While a mathematician might be inclined to then round up the 0.6 to a whole number, 1, thus bringing us to 25 states, and, thus a greater obligation than what was legally envisaged, the law actually requires us to round it down to 24 in order that a lesser obligation, be thereby imposed.
Thus what the law requires is 25% in any 24 states provided that the FCT Abuja, shall suffice as one of those states, where the winner has 25% in Abuja but only in 23 of the 36 states.
While waxing needlessly verbose on his frolic into legalism, Kotoye also apparently failed to imagine the potential unworkability of his prescription.
Suppose we had just three candidates for a presidential election and one of them scored 10 million votes and made 25% in 24 states but not in Abuja; the other scored 5 million and made 25% in 23 states and also in Abuja; and, the third scored two and a half million votes with one quarter in 24 states and in addition to that, 25% in Abuja?
In this scenario, wherein a winner had clearly emerged, nevertheless going by Kotoye’s approach to the topic, we wouldn’t have a President-elect but would have to conduct the election all over again!
Learned Silk Kotoye is an exceedingly brilliant lawyer and most erudite legal luminary.
Nevertheless, in this particular instance, he only ended up treating us to an entirely unwanted intervention having completely veered off tangent into the realm of the pointlessly academic and, even worse, the most abhorrently and indefensibly legalistic.
Legalism, of course, is the redoubt of the lazy lawyer and refuge of the indolent judge.
Whatever else it is or is not, legalism is universally derided as an abomination to jurisprudence, and rightly so.
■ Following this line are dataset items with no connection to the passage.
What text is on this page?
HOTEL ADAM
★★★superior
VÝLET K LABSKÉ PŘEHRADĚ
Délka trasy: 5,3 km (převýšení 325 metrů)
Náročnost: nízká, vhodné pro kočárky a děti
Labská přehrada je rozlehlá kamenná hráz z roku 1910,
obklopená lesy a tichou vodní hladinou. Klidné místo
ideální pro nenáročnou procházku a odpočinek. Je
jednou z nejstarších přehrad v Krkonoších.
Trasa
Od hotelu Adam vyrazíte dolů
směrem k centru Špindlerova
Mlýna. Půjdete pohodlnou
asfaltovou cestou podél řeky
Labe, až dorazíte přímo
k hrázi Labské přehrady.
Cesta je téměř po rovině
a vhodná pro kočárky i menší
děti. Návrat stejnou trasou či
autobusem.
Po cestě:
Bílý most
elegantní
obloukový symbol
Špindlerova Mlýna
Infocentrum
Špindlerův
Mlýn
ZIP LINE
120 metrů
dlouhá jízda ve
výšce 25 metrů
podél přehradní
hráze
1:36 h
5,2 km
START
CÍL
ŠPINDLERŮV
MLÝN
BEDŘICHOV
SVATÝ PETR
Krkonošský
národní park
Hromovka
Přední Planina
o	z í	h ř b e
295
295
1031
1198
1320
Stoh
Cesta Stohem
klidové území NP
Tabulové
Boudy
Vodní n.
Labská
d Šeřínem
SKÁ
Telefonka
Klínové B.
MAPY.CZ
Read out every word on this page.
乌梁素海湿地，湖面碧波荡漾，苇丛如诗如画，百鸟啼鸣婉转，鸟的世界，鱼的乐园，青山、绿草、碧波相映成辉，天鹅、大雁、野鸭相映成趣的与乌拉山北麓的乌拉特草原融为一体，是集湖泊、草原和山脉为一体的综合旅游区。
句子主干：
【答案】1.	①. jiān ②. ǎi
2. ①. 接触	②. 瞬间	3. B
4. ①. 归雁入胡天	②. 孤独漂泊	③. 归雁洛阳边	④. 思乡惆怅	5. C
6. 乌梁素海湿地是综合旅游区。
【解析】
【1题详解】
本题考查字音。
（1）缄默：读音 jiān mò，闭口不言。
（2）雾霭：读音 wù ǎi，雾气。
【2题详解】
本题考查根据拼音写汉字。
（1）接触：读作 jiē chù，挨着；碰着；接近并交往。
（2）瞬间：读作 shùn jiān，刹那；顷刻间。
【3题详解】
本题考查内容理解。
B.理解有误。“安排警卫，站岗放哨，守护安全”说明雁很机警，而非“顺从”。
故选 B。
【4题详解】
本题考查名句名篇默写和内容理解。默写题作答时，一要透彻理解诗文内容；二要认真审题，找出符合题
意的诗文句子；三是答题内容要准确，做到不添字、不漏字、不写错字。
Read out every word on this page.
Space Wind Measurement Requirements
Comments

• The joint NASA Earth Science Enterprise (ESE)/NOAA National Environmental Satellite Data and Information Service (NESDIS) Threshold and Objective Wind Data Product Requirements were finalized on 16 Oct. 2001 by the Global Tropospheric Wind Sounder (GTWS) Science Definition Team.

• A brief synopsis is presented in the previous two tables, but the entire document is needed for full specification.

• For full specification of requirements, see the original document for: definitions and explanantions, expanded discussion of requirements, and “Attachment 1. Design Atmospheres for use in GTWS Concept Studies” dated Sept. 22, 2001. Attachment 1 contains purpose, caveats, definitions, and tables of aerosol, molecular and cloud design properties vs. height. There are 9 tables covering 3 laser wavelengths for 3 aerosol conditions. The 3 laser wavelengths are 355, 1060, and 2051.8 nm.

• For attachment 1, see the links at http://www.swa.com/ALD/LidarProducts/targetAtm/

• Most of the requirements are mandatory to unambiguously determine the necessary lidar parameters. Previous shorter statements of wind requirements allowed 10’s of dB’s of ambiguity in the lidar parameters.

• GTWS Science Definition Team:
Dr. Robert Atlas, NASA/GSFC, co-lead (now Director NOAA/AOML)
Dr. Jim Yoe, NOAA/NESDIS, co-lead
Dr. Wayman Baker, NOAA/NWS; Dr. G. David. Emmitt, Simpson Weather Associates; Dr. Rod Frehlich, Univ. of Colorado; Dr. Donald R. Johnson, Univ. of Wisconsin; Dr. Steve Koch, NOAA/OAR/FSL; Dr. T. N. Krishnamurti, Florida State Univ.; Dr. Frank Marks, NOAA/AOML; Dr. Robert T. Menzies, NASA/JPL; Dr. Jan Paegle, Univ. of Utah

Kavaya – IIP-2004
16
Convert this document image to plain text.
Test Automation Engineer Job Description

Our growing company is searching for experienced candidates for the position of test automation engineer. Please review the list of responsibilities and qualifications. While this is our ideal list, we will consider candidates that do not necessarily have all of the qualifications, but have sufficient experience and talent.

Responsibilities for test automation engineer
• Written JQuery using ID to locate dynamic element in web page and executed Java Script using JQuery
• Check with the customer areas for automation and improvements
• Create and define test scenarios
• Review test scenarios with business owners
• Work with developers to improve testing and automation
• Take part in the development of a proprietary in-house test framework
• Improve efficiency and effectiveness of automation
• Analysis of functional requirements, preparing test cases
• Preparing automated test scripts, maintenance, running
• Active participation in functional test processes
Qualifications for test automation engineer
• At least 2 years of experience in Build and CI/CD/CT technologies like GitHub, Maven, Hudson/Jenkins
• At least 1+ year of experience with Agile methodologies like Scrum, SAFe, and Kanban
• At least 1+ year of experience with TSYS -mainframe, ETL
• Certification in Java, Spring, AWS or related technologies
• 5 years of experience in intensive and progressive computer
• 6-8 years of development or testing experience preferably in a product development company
There are too many people in this country willing to waste their time over shenanigans.
That is bad enough but what is even more condemnable is their proclivity for also wasting the time of the rest of us while engaged in their inanities.
Such tendencies are unwholesome, quite apart from being unhelpful and inimical to nation building.
It is not at all true that we have any questions regarding our constitutional provisions for electing a President for our country.
Indeed, our Constitution is not at all vague or vacuous as to what is to be fulfilled in order to win a presidential election.
Where there are more than two candidates, whomsoever amongst them has scored the highest number of votes and made at least one quarter in no less than two-thirds of the the states of the Federation, in so far as the FCT, Abuja, may suffice as one of those states, and, as determined by the Independent National Electoral Commission, INEC, and declared winner by that same INEC to whom a presumption of regularity applies in that regard, has won the election and thereby returned elected.
Asiwaju Bola Tinubu is the one that made the cut this election cycle.
You do not have to like him but according to the law to which we are all subject, he is the winner, was returned elected, and is the President-elect of Nigeria.
Onokpasa, a lawyer, and member, All Progressives Congress, APC Presidential Campaign Council, writes from Abuja.